Abu Al Hasan On The Fleeting Nature Of Earthly Riches

treasure

We will now relate another anecdote from Ibn Khallikan.

During the Abbasid caliphate of Al-Mutawakkil there lived an imam named Abu al-Hasan Ali al-Askari, surnamed al-Hadi (“the director”).   He was born at Medina in A.D. 829 and died in 868.  The Shiites considered him one of the twelve imams, and he was the son of Muhammad al-Jawad and the grandson of Ali al-Rida.  He was widely known as an honest man, learned and fearless.  But men of ability have a way of antagonizing others merely by their existence; they attract suspicion and jealousy in their very movements.  For a base and wicked man loathes nothing so much as the sight of his precise opposite.  It cannot be otherwise.

Thus it was that some malicious person passed word to the caliph al-Mutawakkil that Abu al-Hasan had stockpiled quantities of books, weapons, and other items for the use of his followers.  Or perhaps it simply was that the caliph wanted to take the measure of him.  In any case, the king sent some soldiers from his guard to fetch Abu al-Hasan and bring him before him.  The soldiers did as instructed; they found the imam “alone and locked in his room, clothed in a coarse hair-shirt,” prostrate and praying on the floor.  We are also assured by our historian that there was “no other carpet between him and the earth than sand and gravel.”  Ibn Khallikan tells us:

He was carried off in that attire and brought, in the depth of the night, before al-Mutawakkil, who was then engaged in drinking wine. On seeing him, the caliph received him with respect, and being informed that no thing had been found in his house to justify the suspicions cast upon him, he seated him by his side and offered him the goblet which he held in his hand.

Perhaps to toy with him, the caliph offered the imam some wine to drink.  “Commander of the faithful!” cried Abu al-Hasan, “a liquor such as that was never yet combined with my flesh and blood; dispense me therefore from taking it.”  The caliph dropped the matter and then asked the imam to deliver some lines of poetry for his and the room’s amusement.  The imam had not memorized much poetry but did the best he could under the circumstances.  He repeated these lines of poetry in a clear, flowing tone:

They passed the night on the summits of the mountains, protected by valiant warriors, but their place of refuge availed them not.

After all their pomp and power, they had to descend from their lofty fortresses to the custody of the tomb.  O what a dreadful change!

Their graves had already received them when a voice was heard exclaiming:  “Where are the thrones, the crowns, and the robes of state?

Where are now the faces once so delicate, which were shaded by veils and protected by the curtains of the audience hall?

To this demand, the tomb gave answer sufficient: “The worms,” it said, “are now reveling upon those faces; long had these men been eating and drinking, but now they are eaten in their turn.”[1]

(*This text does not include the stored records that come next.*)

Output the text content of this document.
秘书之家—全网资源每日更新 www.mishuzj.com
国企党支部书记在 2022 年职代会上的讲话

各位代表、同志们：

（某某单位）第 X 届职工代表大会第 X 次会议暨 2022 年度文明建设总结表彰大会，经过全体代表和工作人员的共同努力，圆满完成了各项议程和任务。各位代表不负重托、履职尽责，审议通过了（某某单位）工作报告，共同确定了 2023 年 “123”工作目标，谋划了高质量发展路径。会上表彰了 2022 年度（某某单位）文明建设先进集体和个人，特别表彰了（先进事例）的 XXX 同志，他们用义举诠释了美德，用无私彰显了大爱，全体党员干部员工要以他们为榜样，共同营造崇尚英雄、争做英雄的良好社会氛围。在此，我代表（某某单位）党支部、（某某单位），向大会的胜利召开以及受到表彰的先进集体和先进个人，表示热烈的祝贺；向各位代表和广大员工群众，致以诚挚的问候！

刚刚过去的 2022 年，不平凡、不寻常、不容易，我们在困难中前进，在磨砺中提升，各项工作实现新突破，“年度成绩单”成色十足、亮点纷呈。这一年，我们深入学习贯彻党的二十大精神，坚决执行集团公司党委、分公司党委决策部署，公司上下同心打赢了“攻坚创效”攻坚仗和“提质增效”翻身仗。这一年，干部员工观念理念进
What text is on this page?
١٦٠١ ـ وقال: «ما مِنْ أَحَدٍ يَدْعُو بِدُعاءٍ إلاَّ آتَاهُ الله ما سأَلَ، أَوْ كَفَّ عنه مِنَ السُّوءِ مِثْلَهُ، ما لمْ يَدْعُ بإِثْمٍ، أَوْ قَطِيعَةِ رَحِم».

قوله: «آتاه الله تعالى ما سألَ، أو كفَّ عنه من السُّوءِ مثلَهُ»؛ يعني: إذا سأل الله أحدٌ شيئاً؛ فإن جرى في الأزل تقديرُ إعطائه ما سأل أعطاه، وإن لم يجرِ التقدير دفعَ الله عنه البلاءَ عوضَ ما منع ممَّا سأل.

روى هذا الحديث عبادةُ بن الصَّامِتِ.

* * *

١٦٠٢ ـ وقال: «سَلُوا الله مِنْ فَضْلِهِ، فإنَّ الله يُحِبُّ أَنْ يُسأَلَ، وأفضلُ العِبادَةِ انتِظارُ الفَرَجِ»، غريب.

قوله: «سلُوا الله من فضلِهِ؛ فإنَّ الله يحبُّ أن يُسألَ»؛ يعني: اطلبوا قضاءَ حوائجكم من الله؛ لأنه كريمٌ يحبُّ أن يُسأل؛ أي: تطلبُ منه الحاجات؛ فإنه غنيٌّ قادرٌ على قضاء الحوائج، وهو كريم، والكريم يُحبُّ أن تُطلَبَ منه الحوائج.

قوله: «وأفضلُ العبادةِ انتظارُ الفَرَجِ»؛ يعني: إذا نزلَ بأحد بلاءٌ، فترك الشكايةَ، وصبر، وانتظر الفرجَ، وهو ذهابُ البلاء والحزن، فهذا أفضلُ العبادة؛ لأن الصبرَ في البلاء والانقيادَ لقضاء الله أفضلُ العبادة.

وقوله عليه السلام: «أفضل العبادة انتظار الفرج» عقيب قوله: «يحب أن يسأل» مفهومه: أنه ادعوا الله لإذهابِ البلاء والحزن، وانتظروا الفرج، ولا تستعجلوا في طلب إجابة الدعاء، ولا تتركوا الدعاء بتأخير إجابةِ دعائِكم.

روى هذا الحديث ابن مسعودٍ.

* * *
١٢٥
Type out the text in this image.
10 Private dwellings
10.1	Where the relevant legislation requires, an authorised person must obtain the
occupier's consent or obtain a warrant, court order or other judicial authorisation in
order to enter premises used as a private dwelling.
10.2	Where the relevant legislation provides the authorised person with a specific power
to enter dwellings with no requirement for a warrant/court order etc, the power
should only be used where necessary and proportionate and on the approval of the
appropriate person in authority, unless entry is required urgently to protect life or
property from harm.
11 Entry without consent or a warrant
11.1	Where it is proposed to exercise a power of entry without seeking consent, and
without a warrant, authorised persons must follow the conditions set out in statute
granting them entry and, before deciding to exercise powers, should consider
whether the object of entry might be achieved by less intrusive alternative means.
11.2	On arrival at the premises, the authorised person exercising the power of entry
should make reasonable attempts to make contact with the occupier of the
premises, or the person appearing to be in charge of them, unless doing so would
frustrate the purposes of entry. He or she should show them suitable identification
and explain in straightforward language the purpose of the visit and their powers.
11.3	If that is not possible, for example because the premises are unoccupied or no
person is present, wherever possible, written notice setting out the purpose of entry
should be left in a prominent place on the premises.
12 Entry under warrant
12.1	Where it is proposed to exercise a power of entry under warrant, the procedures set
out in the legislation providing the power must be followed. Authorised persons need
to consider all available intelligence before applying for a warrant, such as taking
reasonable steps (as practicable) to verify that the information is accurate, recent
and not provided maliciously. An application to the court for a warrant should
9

This was the parable that he related to the caliph Al-Mutawakkil and the others present.  And when he had finished speaking, a pall of silence fell over the gathering.  Some rustled nervously; but no one could speak.  Beads of sweat began to break out on some, and now on others; and many were afraid for Abu al-Hasan’s safety.  They worried that the caliph, filled with indignation, might give the imam a harsh rebuke for his impertinence.

Yet this is not what happened.  We are told instead that a tears appeared in Al-Mutawakkil’s eyes; these became plainly visible to all present.  Others attendees also wept.  Once the caliph recovered his composure he asked the imam if he owed any monetary debts.  Abu al-Hasan’s answer was yes, and the amount of the debts was about four thousand dinars.  “See to it that this man is paid this sum of money,” the caliph instructed an attendant.  We are also told that al-Mutawakkil invited the holy man to move to a town called al-Askar, which in Arabic means army or military.  It was in this way that the imam acquired his surname.  He died there in A.D. 868.